NEW ORLEANS -- Two months have passed since a disappointing playoff exit and Atlanta Falcons coach Mike Smith is still looking back at what happened in a home loss to the Green Bay Packers. That might be the best or the only way to move forward.
In a hotel ballroom Sunday afternoon, Smith gave plenty of praise to the Packers. Then he took one finger and pointed it at the person he believes is the main culprit for the 48-21 loss to Green Bay. The finger stopped about three inches from Smith’s chin.
“You can get paralysis from analysis,’’ Smith said. “We analyzed a lot in those two weeks of our preparation. Even though our players were off for part of that time, I think as a coaching staff, we tried to turn over every stone and look in every corner. I think there’s a point of diminishing returns in terms of your preparation.’’
In other words, Smith believes he and his coaching staff outthought themselves after they went 13-3, earned the No. 1 seed in the NFC and prepared for a game in the Georgia Dome against the sixth-seeded Packers.

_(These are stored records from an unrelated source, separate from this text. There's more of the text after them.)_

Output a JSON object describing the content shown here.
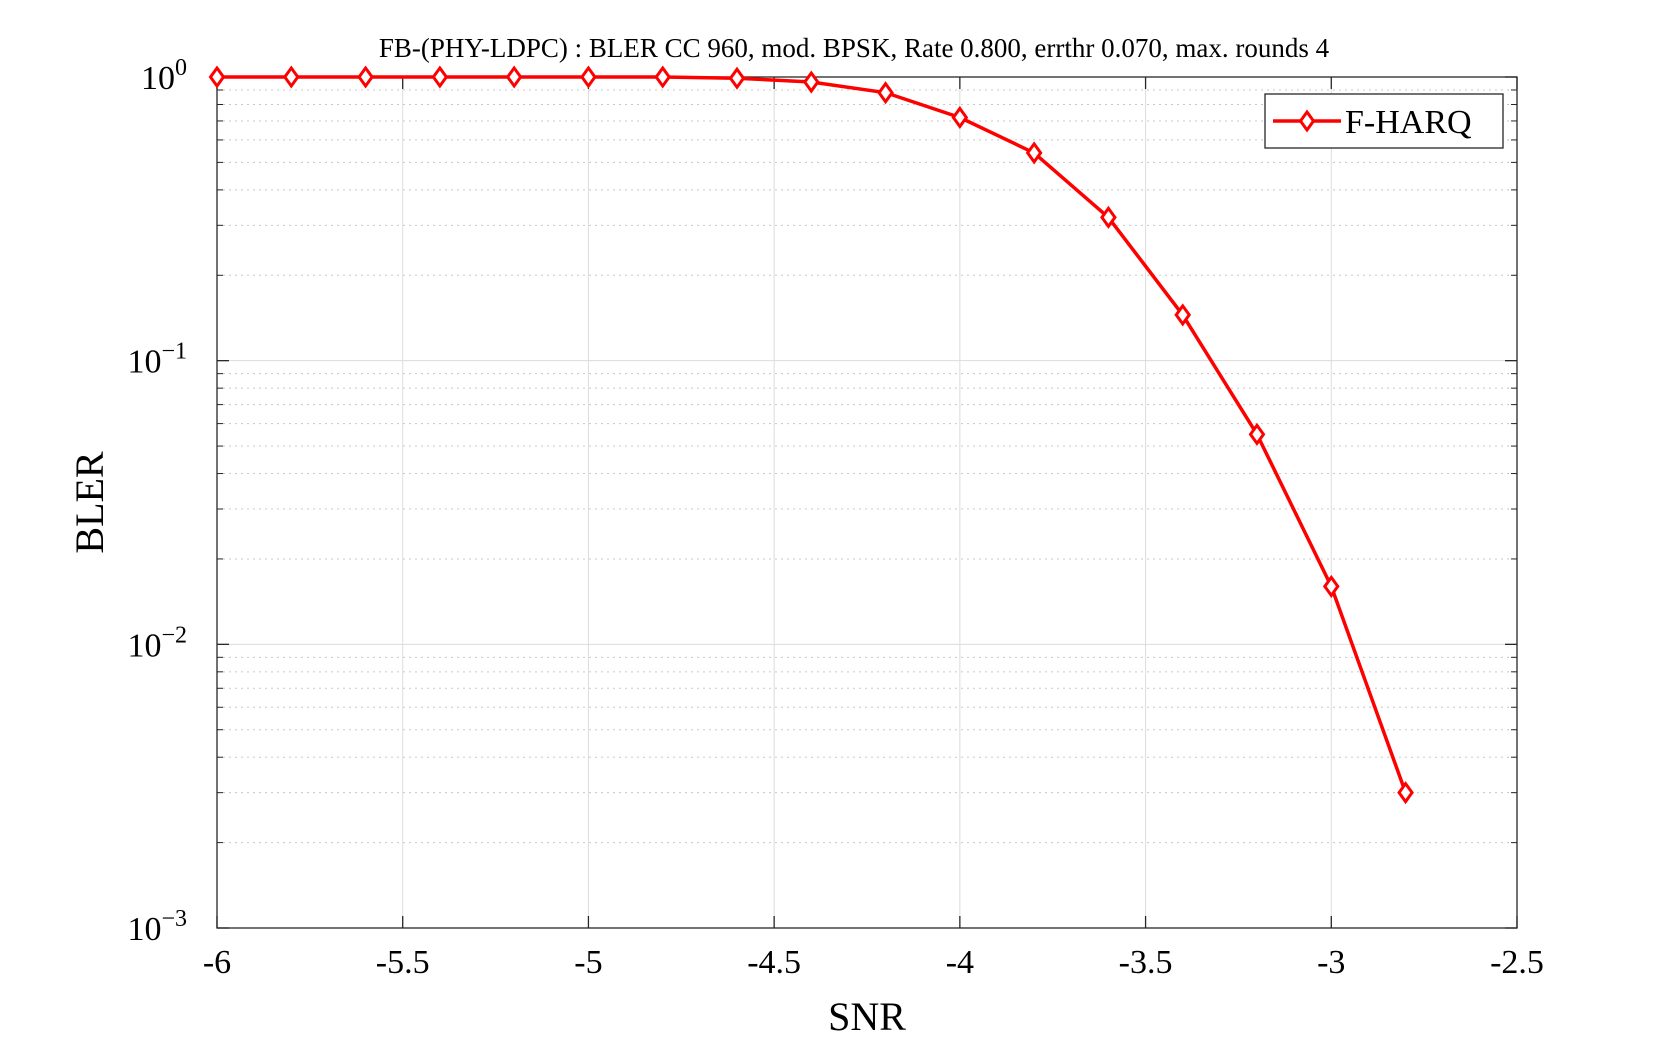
{
  "chart_data": {
    "type": "line",
    "title": "FB-(PHY-LDPC) : BLER CC 960, mod. BPSK, Rate 0.800, errthr 0.070, max. rounds 4",
    "xlabel": "SNR",
    "ylabel": "BLER",
    "xlim": [
      -6,
      -2.5
    ],
    "ylim": [
      0.001,
      1
    ],
    "yscale": "log",
    "grid": true,
    "legend_position": "top-right",
    "x_ticks": [
      -6,
      -5.5,
      -5,
      -4.5,
      -4,
      -3.5,
      -3,
      -2.5
    ],
    "x_tick_labels": [
      "-6",
      "-5.5",
      "-5",
      "-4.5",
      "-4",
      "-3.5",
      "-3",
      "-2.5"
    ],
    "y_ticks": [
      {
        "value": 1,
        "base": "10",
        "exp": "0"
      },
      {
        "value": 0.1,
        "base": "10",
        "exp": "−1"
      },
      {
        "value": 0.01,
        "base": "10",
        "exp": "−2"
      },
      {
        "value": 0.001,
        "base": "10",
        "exp": "−3"
      }
    ],
    "series": [
      {
        "name": "F-HARQ",
        "color": "#ff0000",
        "marker": "diamond",
        "x": [
          -6,
          -5.8,
          -5.6,
          -5.4,
          -5.2,
          -5,
          -4.8,
          -4.6,
          -4.4,
          -4.2,
          -4,
          -3.8,
          -3.6,
          -3.4,
          -3.2,
          -3,
          -2.8
        ],
        "y": [
          1.0,
          1.0,
          1.0,
          1.0,
          1.0,
          1.0,
          1.0,
          0.99,
          0.96,
          0.88,
          0.72,
          0.54,
          0.32,
          0.145,
          0.055,
          0.016,
          0.003
        ]
      }
    ]
  }
}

“As a coaching staff, the first thing you have to do is make sure that you have the plan in place that gives you the best opportunity to succeed,’’ Smith said. “I think that sometimes you make the scope too big, especially when you have the opportunity to have extra time to prepare. I think that you have to stay with the things that have gotten you to where you’re at.’’
That’s one of the things I admire about Smith. He’s as honest a coach as you’ll find, and he’ll throw blame at himself. The other thing I came to admire about Smith came moments after he talked about sticking with the things that the Falcons do best. He didn’t veer off that, but at least acknowledged there have to be some minor tweaks.
Smith and the Falcons have been a success story. The franchise was in disarray when Smith was hired in 2008. He’s produced three winning seasons, but has yet to win a postseason game. That’s the next logical step for any team in that situation, and the pressure might have increased a bit in recent weeks as Smith and general manager Thomas Dimitroff signed contract extensions. That’s fine with Smith.
“If you’re a relevant team year in and year out, you’re going to be judged on how you perform in the second season and we did not perform very well this past postseason,’’ Smith said. “It’s going to be a very good learning opportunity for me, our coaches and our players as well. I think we’ll take a lot from that.’’
So what specifically does Smith think the Falcons need to do to get over the hump?
“You analyze your team in all phases,’’ Smith said. “Creating explosive plays on the offensive side and minimizing them on the defensive side are very important. I think the explosive-play ratio is just as important as the turnover ratio. We did a better job this year in terms of minimizing explosive plays as a defense. But offensively, we did not create the 20-yard plays. Those 20-yard plays are very important in the flow of a football game. Usually, if you have a drive with a 20-yard play in it, you’re going to score a touchdown or a field goal.’’
It’s easy to take those comments and assume the Falcons can just go make dramatic changes and start throwing the ball downfield on every play. But that’s not going to happen, and it sure isn’t what Smith is saying.
“Our style is we want to control the clock,’’ Smith said. “We want to make first downs. Sometimes grinding it out is a tough chore, week in and week out. We recognize that we want to continue to do what we do offensively, but we want to get back to creating those explosive plays. Those 20-yard plays, whether they’re in the run game or the pass game, will be paramount toward us scoring more points.’’
Yeah, maybe the Falcons go out and draft a deep-threat receiver and a speedy running back. Or maybe they get one or both of those things in free agency, if it ever starts.
But Smith is right when he says it’s not all about the personnel.
“You can’t just sit there and say we have to have more explosive players,’’ Smith said. “That’s the easy answer. But going into the draft, we’ve used the term urgency. We want players with more urgency that are passionate with what they do and have a certain skill set. We’ll continue to look for guys like that.
“I also think you have to look at things schematically that will give you an opportunity to create those explosive plays. That doesn’t mean that we’re going to turn around and go away from the core of what we do philosophically.’’
Smith’s right. You don’t mess with 13-3. You might tweak it a bit, but you don’t overhaul it. You keep doing what you’re doing, slightly update your personnel and schemes, and that’s how you start exploding in the postseason.